I want to ask how to keep the suitable beta distribution parameters in the HMM model in Turing.jl . The details as follow:

I am trying to implement Bayesian Learner Model of Tim Behrens. It’s a model like this: Where r is a beta distribution followed by this formula:

\mathrm{p}\left(\mathrm{r}_{\mathrm{i}+1} \mid \mathrm{r}_{\mathrm{i}}, \mathrm{v}\right) \sim \beta\left(\mathrm{r}_{\mathrm{i}}, \mathrm{V}\right)

I used Turing.jl to implement this model like this:

using Turing
y = [0,1,1,0]

@model function bayesianLearner(y)
# The number of observations.
N = length(y)
v = Vector(undef, N)
r = Vector(undef, N)

k ~ Normal()
v ~ Normal(0.05, exp(k))
r ~ Beta(1,1)
y ~ Bernoulli(r)

for i in 2:N
v[i] ~ Normal(v[i-1], exp(k))
tmp1 = r[i-1]
tmp2 = exp(v[i-1])
r[i] ~ Beta(-1 * ((-tmp1 + 2*tmp1*tmp2)/(tmp1 - tmp2)),
((-1 + tmp1) * (-1 + 2*tmp2))/(tmp1 - tmp2))

y[i] ~ Bernoulli(r[i])
end
end

chain = sample(bayesianLearner(y), SMC(), 1000)


Unfortunately, I always meet this error:

ArgumentError: Beta: the condition α > zero(α) && β > zero(β) is not satisfied.
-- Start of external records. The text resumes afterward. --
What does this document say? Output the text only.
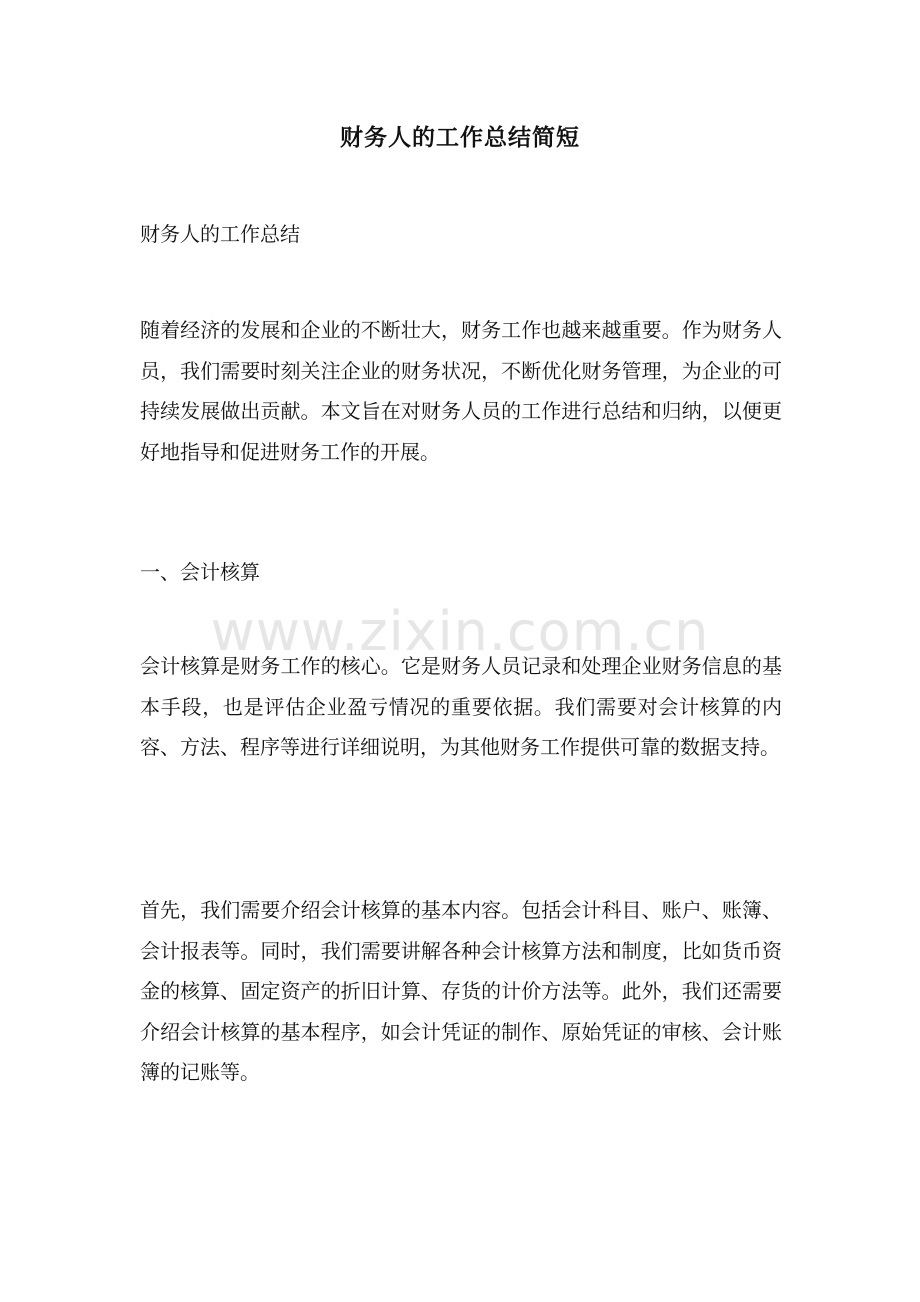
www.zixin.com.cn
财务人的工作总结简短
财务人的工作总结

随着经济的发展和企业的不断壮大，财务工作也越来越重要。作为财务人员，我们需要时刻关注企业的财务状况，不断优化财务管理，为企业的可持续发展做出贡献。本文旨在对财务人员的工作进行总结和归纳，以便更好地指导和促进财务工作的开展。

一、会计核算

会计核算是财务工作的核心。它是财务人员记录和处理企业财务信息的基本手段，也是评估企业盈亏情况的重要依据。我们需要对会计核算的内容、方法、程序等进行详细说明，为其他财务工作提供可靠的数据支持。

首先，我们需要介绍会计核算的基本内容。包括会计科目、账户、账簿、会计报表等。同时，我们需要讲解各种会计核算方法和制度，比如货币资金的核算、固定资产的折旧计算、存货的计价方法等。此外，我们还需要介绍会计核算的基本程序，如会计凭证的制作、原始凭证的审核、会计账簿的记账等。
I have used PyMC3 to implement this model. In PyMC3, I can give a testval as the init value of the sampler to solve this question. But I don’t know how to solve this issue in Turing.jl without the same solution.

2 Likes

I have no idea how about the calculation you are using for the \alpha and \beta parameters in the beta distribution, as I did not see it in the paper you linked, but I suggest changing the algorithm you use in your sampler. Rather than SMC(), try NUTS(). I would also suggest ensuring that your Vectors are type stable. The following code worked for me, and seems to align with equations 1 and 2:

using Turing
y = [0,1,1,0]

@model function bayesianLearner(y, ::Type{T} = Float64) where {T}
# The number of observations.
N = length(y)
v = Vector{T}(undef, N)
r = Vector{T}(undef, N)

k ~ Normal()
v ~ Normal(0.05, exp(k))
r ~ Beta(1,1)
y ~ Bernoulli(r)

for i in 2:N
v[i] ~ Normal(v[i-1], exp(k))
tmp1 = r[i-1]
tmp2 = exp(v[i-1])
r[i] ~ Beta(tmp1, tmp2)

y[i] ~ Bernoulli(r[i])
end
end

chain = sample(bayesianLearner(y), NUTS(), 1000)



I hope that helps.

1 Like

Hi Stephen, Thanks for your help!

I think Behrens uses the \mu parameter in the beta distribution rather than the \alpha and \beta because the mu can represent the coin flip probability. \alpha and \beta are the shape parameters, so they cannot describe the probability information. In my opinion, it is crucial.